Using RAO and Drift coefficients can enable for using simplified systems to account for larger and more complex models. Consider the figure below, the model to the left is the aquacultural concept AquaTraz. This is a comprehensive model and consist of many elements and component groups. As we know, large and complex models will contribute increasing analysis time. Instead, this system could be simplified to a model of just a few elements and apply response amplitudes and drift coefficients. This is illustrated in the left part of the figure below.

Principles of Response Amplitude Operators and Drift coefficients

Displacement and load

RAO are statistics used for determining the probable behaviour of an object at sea. It is widely used in ship design to determine how the ship will behave under influence of current, wind and waves.

AquaSim provides the opportunity to apply response amplitudes on displacement and loads. When a displacement RAO is applied, the ship will translate and rotate (1st order motion) according to amplitudes defined in a table. When a load RAO is applied, the ship will experience forces and moments according to amplitudes defined in a table. The displacement and loads can be induced either as a function of incoming waves or in time.

Drift coefficient

This is a type of response amplitude that account for slowly-drift excitations loads (2nd order motion). Slow-drift excitation loads are forces due to non-linear interaction effects between waves and the ship motions. When a drift RAO is applied, the ship will experience drift forces according to drift coefficients defined in a table.

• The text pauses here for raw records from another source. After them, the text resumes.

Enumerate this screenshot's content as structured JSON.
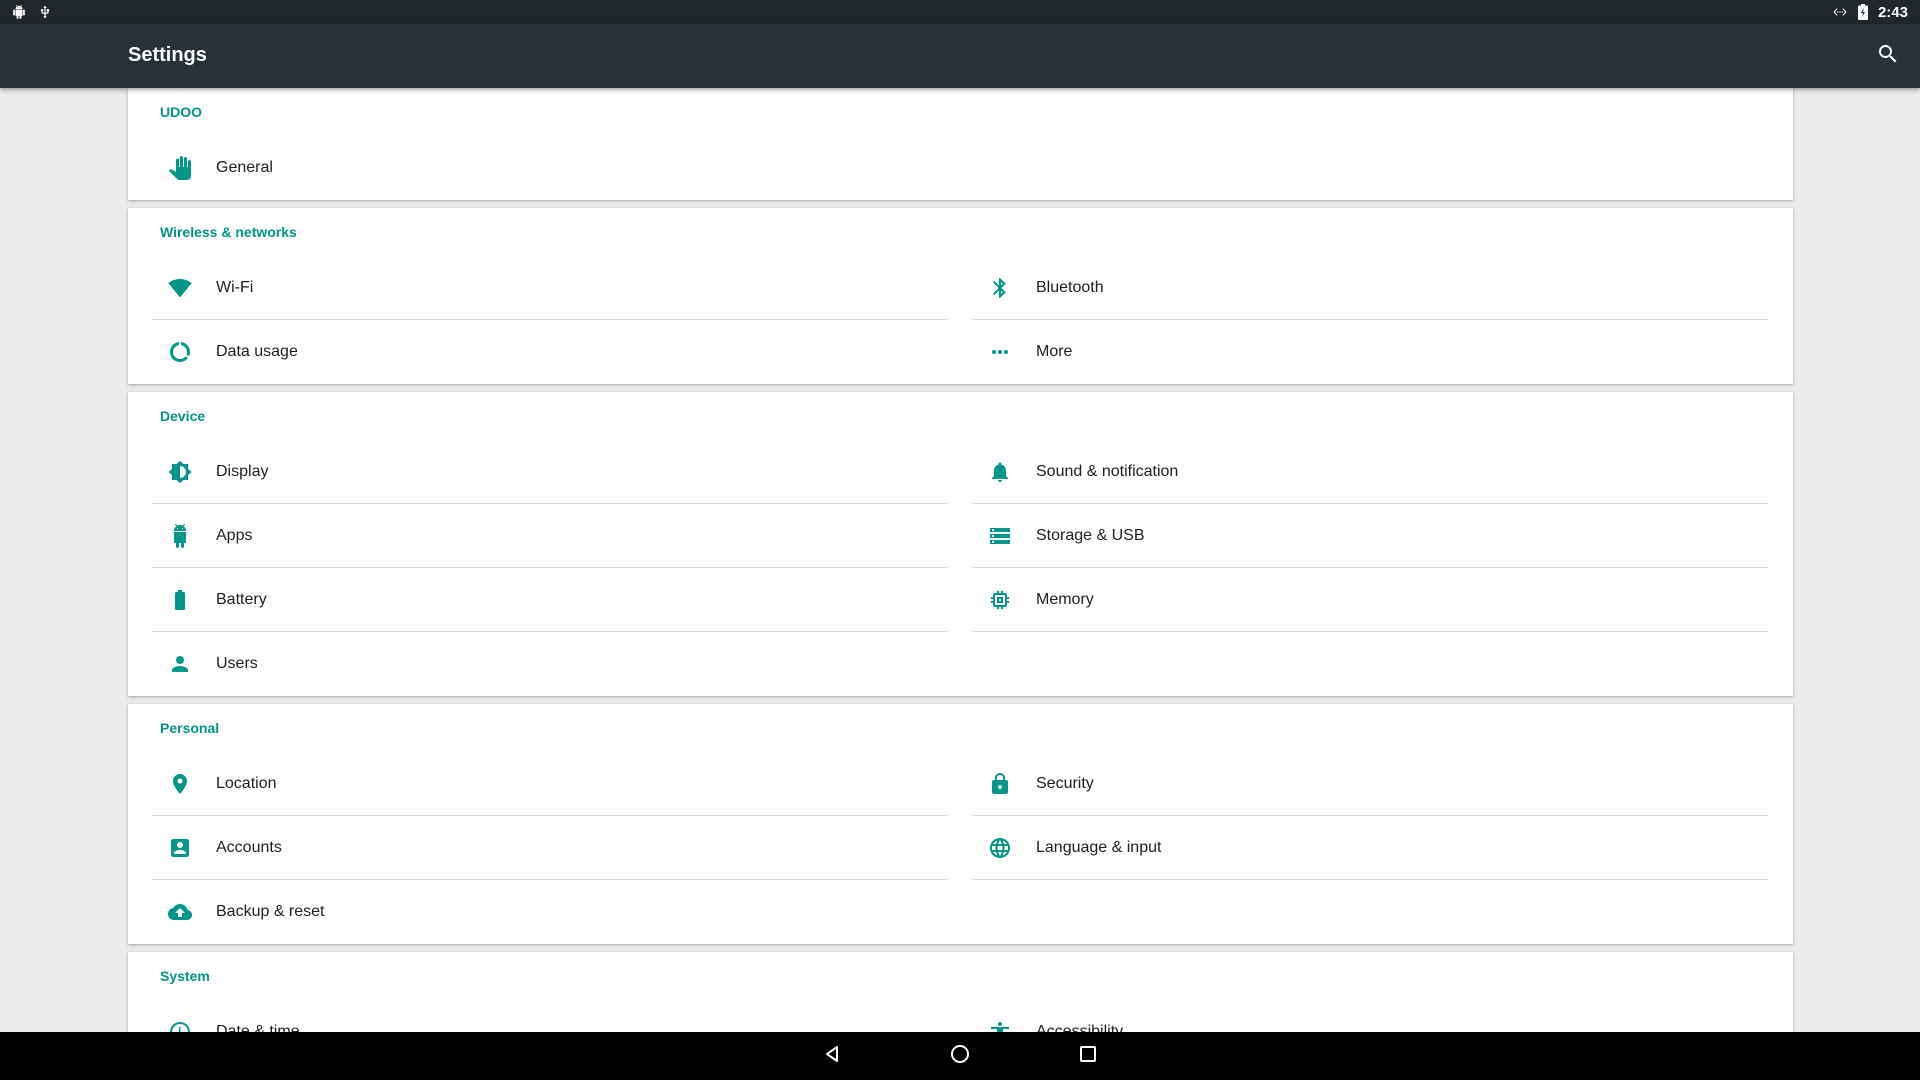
{
  "status_bar": {
    "time": "2:43",
    "left_icons": [
      "android-notification-icon",
      "usb-icon"
    ],
    "right_icons": [
      "dev-mode-icon",
      "battery-charging-icon"
    ]
  },
  "app_bar": {
    "title": "Settings",
    "search_icon": "search-icon"
  },
  "accent_color": "#009688",
  "sections": [
    {
      "title": "UDOO",
      "items": [
        {
          "label": "General",
          "icon": "hand-icon"
        }
      ]
    },
    {
      "title": "Wireless & networks",
      "items": [
        {
          "label": "Wi-Fi",
          "icon": "wifi-icon"
        },
        {
          "label": "Bluetooth",
          "icon": "bluetooth-icon"
        },
        {
          "label": "Data usage",
          "icon": "data-usage-icon"
        },
        {
          "label": "More",
          "icon": "more-icon"
        }
      ]
    },
    {
      "title": "Device",
      "items": [
        {
          "label": "Display",
          "icon": "brightness-icon"
        },
        {
          "label": "Sound & notification",
          "icon": "bell-icon"
        },
        {
          "label": "Apps",
          "icon": "android-icon"
        },
        {
          "label": "Storage & USB",
          "icon": "storage-icon"
        },
        {
          "label": "Battery",
          "icon": "battery-icon"
        },
        {
          "label": "Memory",
          "icon": "memory-icon"
        },
        {
          "label": "Users",
          "icon": "person-icon"
        }
      ]
    },
    {
      "title": "Personal",
      "items": [
        {
          "label": "Location",
          "icon": "location-icon"
        },
        {
          "label": "Security",
          "icon": "lock-icon"
        },
        {
          "label": "Accounts",
          "icon": "account-box-icon"
        },
        {
          "label": "Language & input",
          "icon": "globe-icon"
        },
        {
          "label": "Backup & reset",
          "icon": "cloud-upload-icon"
        }
      ]
    },
    {
      "title": "System",
      "items": [
        {
          "label": "Date & time",
          "icon": "clock-icon"
        },
        {
          "label": "Accessibility",
          "icon": "accessibility-icon"
        }
      ]
    }
  ],
  "nav_bar": {
    "buttons": [
      "back-icon",
      "home-icon",
      "recents-icon"
    ]
  }
}
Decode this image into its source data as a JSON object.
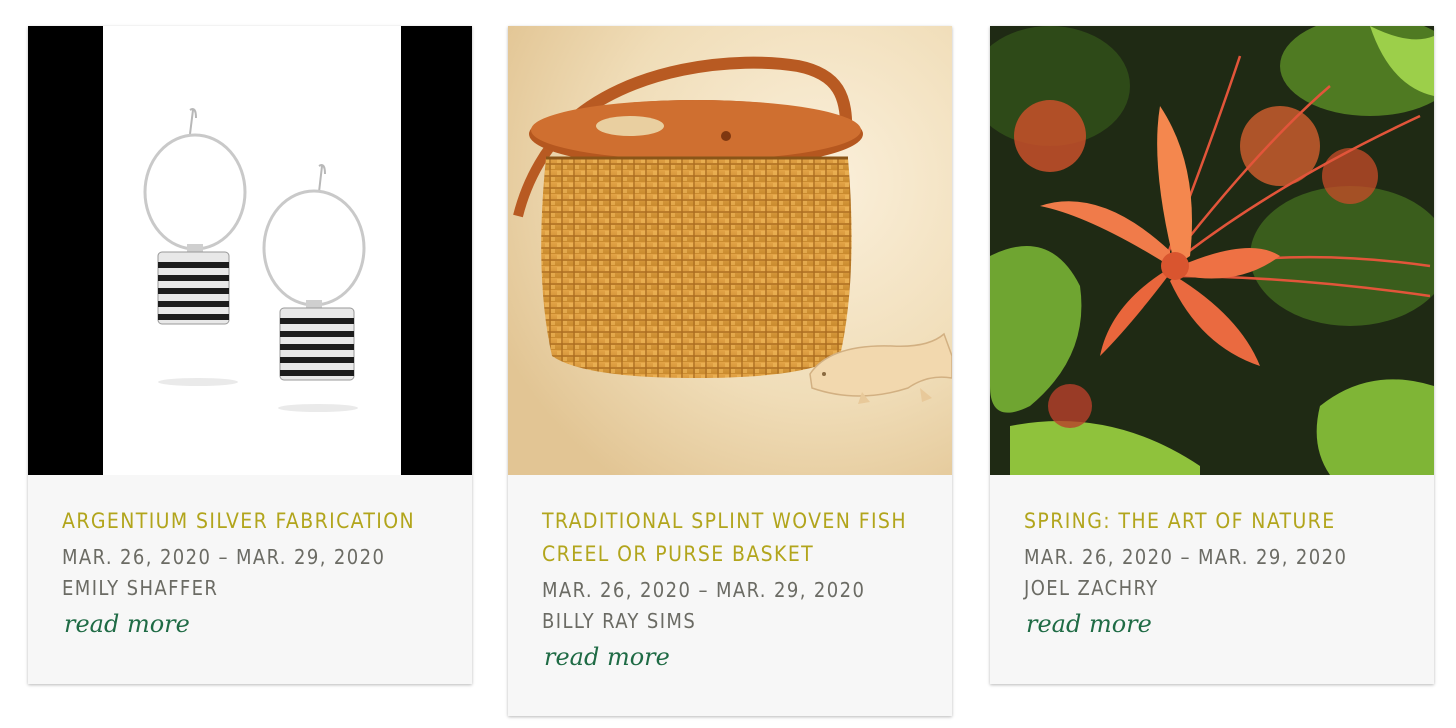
{
  "events": [
    {
      "title": "Argentium Silver Fabrication",
      "dates": "Mar. 26, 2020 – Mar. 29, 2020",
      "artist": "Emily Shaffer",
      "link_label": "read more",
      "image_icon": "earrings-photo"
    },
    {
      "title": "Traditional Splint Woven Fish Creel or Purse Basket",
      "dates": "Mar. 26, 2020 – Mar. 29, 2020",
      "artist": "Billy Ray Sims",
      "link_label": "read more",
      "image_icon": "basket-photo"
    },
    {
      "title": "Spring: The Art of Nature",
      "dates": "Mar. 26, 2020 – Mar. 29, 2020",
      "artist": "Joel Zachry",
      "link_label": "read more",
      "image_icon": "flower-photo"
    }
  ],
  "colors": {
    "title": "#b2a51c",
    "meta": "#6b6b64",
    "link": "#1f6b45",
    "card_bg": "#f7f7f7"
  }
}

For an irregular sea state, the drift force is in AquaSim calculated according to this formula:

$${ F_i^{SV}=2 \Bigg( \sum_{j=1}^N A_j (T_{jj}^{ic} )^{1/2} cos(ω_j t+ϵ_j)\Bigg)^2 [N]}$$

where \( F^{SV} \) is the drift force, \( A_j \) is the wave amplitude of the j-th sinusoidal wave and \( \sqrt T \) is the drift coefficient. It is \( \sqrt T \) that is input to the table in AquaSim. For regular waves, the above equation can be simplified to:

$${ F^{SV} = A^2 (\sqrt T)^2 \text{ [N] }}$$

AquaSim models

Following this tutorial is three AquaSim models:

1. RAO-displacement.amodel: demonstration of displacement RAO.
2. RAO-load.amodel: demonstration of load RAO.
3. DRIFT-load.amodel: demonstration of drift coefficients.